The MENA region receives between 22% and 26% of all solar energy striking the earth. This translates to a potential for solar energy per square kilometer per year equivalent to the energy generated from 1 to 2 million barrels of oil. Despite this, the region continues to deplete limited resources and escalate tensions over competition for the use of these resources. The MENA region only holds 1.8% of the world installed capacity of solar water heaters and 0.68% of the installed PV worldwide capacity. Governments of the Arab world often don’t regard environmental protection and associated methods, renewable energy, as an economically or developmentally important. As a result the effort is often unfocused and driven simply by modest concern for international treaties. This chapter presents some of the challenges facing the implementation of solar powered technologies in the Arab world. These challenges are related to both the technologies themselves and the political and social factors.

A model is developed to study the economic feasibility of adopting two kinds of solar technologies namely; solar water heaters and photovoltaics to substitute traditional systems in the residential sector. The model is a decision support system tool that guides investors and decision makers on the optimal scheme to utilize their funds and maximize the return on investment using an optimization approach over a duration of 10 years. The model considers offering a subsidy to support the diffusion of the systems through an initial fund of $1,500,000 in terms of a line of credit. The model computes the net present worth of the project and the line of credit payback period. In addition, the model provides annual percentages of the amount of money to be used in the reinvestment versus the amount used to pay back the line of credit. A case study is conducted and three proposed scenarios are applied namely; lease, loan and power-cuts tariff. The results of the study shows that the SWH line of credit payback period for the Lease, Loan and Power-Cut Tariff are 10, 9, and 10 years while the PV line of credit payback period for the Lease, Loan and Power-Cut Tariff are 8, 5, and 5 years.

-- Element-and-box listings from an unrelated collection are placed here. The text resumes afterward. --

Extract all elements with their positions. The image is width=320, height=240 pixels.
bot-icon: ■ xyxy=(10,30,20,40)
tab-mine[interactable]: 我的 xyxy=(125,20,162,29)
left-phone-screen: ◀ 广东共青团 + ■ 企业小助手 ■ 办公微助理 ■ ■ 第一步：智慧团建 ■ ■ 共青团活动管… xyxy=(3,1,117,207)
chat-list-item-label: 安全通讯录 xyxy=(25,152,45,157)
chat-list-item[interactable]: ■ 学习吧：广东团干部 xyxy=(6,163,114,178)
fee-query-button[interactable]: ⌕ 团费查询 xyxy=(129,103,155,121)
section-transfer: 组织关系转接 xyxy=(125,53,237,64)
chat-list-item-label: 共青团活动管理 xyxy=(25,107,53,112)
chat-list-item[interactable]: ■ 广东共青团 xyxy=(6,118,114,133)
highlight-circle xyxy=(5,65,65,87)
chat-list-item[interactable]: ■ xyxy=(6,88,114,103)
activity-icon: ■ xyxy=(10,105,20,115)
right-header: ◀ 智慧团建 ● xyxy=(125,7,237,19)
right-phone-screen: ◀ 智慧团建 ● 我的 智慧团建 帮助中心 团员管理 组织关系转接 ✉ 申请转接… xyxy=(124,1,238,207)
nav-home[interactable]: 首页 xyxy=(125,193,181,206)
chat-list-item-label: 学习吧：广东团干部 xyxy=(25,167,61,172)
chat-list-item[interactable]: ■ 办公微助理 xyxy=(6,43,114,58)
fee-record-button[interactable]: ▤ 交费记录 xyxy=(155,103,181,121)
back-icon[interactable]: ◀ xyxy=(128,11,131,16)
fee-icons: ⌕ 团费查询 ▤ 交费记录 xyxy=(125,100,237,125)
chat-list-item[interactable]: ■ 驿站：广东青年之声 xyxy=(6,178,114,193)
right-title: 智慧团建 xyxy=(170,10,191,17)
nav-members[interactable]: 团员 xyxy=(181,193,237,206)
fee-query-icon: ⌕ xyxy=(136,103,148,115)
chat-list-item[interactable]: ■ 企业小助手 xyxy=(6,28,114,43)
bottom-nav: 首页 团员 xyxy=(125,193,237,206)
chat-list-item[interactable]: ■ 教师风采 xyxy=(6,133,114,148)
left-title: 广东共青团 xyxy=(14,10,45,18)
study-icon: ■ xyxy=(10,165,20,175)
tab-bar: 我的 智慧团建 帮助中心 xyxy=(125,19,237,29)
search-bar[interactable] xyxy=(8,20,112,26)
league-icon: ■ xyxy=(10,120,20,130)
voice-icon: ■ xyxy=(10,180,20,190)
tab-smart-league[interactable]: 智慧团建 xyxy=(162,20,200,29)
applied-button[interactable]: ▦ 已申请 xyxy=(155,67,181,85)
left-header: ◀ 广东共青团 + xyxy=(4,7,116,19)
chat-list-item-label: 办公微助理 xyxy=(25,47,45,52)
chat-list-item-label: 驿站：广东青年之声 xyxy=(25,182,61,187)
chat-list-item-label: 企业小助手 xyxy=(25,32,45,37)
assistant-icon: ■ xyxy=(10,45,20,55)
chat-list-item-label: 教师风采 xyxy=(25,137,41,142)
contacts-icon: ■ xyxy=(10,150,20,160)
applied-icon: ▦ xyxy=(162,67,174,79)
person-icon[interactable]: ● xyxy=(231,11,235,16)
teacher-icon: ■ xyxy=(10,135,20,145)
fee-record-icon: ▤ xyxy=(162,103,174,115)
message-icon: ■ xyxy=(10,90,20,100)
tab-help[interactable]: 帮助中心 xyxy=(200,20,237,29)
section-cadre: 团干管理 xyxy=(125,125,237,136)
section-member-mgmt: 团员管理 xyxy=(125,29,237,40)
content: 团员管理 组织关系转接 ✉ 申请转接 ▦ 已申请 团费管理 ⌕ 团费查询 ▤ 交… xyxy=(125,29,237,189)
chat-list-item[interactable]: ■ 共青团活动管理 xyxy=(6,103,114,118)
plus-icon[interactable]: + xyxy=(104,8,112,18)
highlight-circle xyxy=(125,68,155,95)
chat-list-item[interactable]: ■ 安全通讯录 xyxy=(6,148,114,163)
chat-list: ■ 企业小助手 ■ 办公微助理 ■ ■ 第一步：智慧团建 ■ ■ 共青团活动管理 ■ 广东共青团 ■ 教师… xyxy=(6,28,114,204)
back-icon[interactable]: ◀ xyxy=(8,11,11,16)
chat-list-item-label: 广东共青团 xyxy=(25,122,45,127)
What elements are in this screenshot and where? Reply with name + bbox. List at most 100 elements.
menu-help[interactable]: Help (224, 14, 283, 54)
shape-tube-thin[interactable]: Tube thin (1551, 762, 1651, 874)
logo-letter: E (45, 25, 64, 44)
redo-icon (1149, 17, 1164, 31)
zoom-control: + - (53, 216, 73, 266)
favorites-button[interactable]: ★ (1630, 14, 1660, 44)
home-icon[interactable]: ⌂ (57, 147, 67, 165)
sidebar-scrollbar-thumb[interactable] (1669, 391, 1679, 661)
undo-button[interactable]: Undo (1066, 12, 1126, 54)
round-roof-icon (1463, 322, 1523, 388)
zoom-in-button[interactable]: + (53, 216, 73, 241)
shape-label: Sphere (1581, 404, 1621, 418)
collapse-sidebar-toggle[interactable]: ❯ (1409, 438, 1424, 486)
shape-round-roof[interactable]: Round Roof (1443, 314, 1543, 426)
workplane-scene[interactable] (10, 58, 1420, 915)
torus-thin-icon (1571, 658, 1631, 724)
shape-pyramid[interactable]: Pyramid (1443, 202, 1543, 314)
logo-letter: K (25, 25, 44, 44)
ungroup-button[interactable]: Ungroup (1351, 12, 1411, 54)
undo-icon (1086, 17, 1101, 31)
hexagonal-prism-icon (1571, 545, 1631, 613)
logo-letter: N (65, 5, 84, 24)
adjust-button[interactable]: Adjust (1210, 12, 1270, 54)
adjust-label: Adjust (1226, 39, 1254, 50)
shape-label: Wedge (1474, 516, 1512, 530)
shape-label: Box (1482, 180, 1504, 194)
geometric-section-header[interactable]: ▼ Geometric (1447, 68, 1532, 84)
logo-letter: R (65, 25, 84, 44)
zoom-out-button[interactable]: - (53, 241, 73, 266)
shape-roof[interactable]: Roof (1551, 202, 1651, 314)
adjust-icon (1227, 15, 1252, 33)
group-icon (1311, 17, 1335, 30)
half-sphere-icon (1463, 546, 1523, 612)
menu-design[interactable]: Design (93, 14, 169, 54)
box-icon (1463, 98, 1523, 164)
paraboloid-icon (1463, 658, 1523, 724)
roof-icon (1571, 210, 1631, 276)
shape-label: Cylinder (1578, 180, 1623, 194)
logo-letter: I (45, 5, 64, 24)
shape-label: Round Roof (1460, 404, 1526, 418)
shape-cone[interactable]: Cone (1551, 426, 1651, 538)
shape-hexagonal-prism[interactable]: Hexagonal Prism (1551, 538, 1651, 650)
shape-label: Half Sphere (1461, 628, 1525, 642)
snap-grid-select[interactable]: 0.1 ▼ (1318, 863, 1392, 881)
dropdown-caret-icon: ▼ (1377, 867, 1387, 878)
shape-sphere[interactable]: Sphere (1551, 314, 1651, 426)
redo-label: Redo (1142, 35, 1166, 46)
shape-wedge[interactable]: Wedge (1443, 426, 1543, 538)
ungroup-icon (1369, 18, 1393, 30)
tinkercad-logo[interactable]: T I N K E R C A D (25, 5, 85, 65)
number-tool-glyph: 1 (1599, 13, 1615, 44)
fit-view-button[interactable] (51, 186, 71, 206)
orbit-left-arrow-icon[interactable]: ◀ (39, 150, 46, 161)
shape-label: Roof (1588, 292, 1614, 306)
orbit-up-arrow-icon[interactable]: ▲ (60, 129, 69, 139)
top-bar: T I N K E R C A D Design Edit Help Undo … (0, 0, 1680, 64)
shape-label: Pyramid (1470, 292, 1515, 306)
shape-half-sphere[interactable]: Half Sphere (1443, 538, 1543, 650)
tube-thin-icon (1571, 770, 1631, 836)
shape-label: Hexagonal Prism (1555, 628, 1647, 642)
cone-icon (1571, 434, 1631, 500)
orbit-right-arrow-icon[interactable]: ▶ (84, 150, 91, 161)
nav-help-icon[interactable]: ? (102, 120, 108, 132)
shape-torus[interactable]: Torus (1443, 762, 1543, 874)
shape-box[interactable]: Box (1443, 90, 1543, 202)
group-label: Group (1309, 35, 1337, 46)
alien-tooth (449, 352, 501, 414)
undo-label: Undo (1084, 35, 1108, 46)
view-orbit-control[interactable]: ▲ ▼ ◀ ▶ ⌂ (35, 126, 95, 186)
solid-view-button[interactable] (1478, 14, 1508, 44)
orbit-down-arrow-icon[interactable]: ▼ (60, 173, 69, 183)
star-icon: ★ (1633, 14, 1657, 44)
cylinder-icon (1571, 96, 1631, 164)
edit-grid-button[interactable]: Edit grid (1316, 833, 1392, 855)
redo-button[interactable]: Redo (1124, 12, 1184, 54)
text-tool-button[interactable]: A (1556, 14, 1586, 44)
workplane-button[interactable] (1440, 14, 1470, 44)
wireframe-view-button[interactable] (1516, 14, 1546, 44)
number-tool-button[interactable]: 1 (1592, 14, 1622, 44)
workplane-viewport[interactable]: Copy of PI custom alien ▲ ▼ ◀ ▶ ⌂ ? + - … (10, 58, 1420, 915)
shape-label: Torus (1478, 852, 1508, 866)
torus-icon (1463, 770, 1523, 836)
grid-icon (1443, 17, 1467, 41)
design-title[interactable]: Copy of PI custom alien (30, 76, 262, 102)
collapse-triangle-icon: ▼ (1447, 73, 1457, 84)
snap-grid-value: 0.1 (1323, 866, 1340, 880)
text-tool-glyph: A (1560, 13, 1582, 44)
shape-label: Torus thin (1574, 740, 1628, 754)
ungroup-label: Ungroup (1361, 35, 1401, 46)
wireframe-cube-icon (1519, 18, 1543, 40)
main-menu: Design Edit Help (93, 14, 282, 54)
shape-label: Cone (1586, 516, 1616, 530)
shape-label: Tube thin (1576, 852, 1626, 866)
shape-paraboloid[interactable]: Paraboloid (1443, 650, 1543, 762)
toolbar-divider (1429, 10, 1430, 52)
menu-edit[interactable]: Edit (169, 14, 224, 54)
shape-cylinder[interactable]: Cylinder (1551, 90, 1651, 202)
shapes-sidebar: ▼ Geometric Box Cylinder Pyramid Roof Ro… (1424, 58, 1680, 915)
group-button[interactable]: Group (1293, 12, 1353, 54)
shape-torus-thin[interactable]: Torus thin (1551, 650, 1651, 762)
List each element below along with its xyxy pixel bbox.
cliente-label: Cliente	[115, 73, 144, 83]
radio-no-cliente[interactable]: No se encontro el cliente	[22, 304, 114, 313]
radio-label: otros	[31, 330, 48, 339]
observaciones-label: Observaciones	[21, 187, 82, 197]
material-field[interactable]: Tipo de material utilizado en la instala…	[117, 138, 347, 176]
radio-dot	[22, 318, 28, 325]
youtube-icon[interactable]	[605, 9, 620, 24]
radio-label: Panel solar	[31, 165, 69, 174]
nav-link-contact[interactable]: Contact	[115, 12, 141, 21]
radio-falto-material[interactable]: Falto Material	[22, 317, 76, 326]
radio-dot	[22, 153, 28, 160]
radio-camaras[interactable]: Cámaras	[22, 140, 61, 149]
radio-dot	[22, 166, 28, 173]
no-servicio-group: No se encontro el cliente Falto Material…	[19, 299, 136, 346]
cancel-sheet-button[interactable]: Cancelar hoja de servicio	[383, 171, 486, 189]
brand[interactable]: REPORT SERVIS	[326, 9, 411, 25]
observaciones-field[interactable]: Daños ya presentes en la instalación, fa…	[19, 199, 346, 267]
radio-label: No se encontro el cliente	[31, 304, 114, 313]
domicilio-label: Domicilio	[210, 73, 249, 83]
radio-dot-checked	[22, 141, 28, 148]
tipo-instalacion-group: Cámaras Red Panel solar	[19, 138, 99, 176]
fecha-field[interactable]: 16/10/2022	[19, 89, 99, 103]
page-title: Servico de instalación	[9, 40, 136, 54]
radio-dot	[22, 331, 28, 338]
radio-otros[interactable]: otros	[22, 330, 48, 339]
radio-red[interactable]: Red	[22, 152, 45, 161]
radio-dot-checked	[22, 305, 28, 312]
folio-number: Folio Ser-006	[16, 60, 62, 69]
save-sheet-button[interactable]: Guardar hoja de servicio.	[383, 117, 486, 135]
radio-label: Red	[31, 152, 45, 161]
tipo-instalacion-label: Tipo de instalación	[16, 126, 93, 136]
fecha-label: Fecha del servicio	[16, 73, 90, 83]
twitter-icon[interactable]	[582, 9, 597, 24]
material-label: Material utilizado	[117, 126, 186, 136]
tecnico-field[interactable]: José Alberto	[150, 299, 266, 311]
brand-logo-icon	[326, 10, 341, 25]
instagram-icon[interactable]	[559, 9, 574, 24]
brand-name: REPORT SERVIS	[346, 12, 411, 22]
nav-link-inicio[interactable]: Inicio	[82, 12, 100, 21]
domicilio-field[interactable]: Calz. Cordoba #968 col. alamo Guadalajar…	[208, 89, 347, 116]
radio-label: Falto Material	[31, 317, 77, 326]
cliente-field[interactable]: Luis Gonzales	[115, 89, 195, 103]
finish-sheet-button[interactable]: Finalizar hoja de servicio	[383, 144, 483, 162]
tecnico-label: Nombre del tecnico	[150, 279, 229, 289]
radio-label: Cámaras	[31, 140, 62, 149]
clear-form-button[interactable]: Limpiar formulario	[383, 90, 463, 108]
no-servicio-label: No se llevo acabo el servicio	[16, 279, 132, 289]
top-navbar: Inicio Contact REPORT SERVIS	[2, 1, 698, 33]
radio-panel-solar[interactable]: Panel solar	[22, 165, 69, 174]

In broilers poultry house, fuel-based heating systems are commonly used to maintain the targeted temperatures for successful breeding of chicken. A considerable amount of fuel is consumed for this application, which leads to high running cost and contributes to the increase of air pollutant emissions. To investigate the economic feasibility of using solar energy as a substitute for the heating of poultry houses, a case study is conducted on a poultry broiler house located in El-Menia in Egypt. The location is selected based on the controversy foreseen due to the availability of high solar radiations versus the low fuel prices and absence of tax credits in Egypt. The case study includes the technical and economic study for a solar heating system (SHS) and the integration of biogas produced from chicken manure as an auxiliary source of heat. The heating demand is calculated hourly over a complete year using TRNSYS simulation tool. Accordingly, a SHS is designed to cover part of this demand besides a fuel based auxiliary source. The two main design variables of the SHS are the area of the solar collector and the volume of the storage tanks. An economical study of the SHS is carried out, where the net present value is calculated. The calculation is performed using the Egyptian and international fuel price.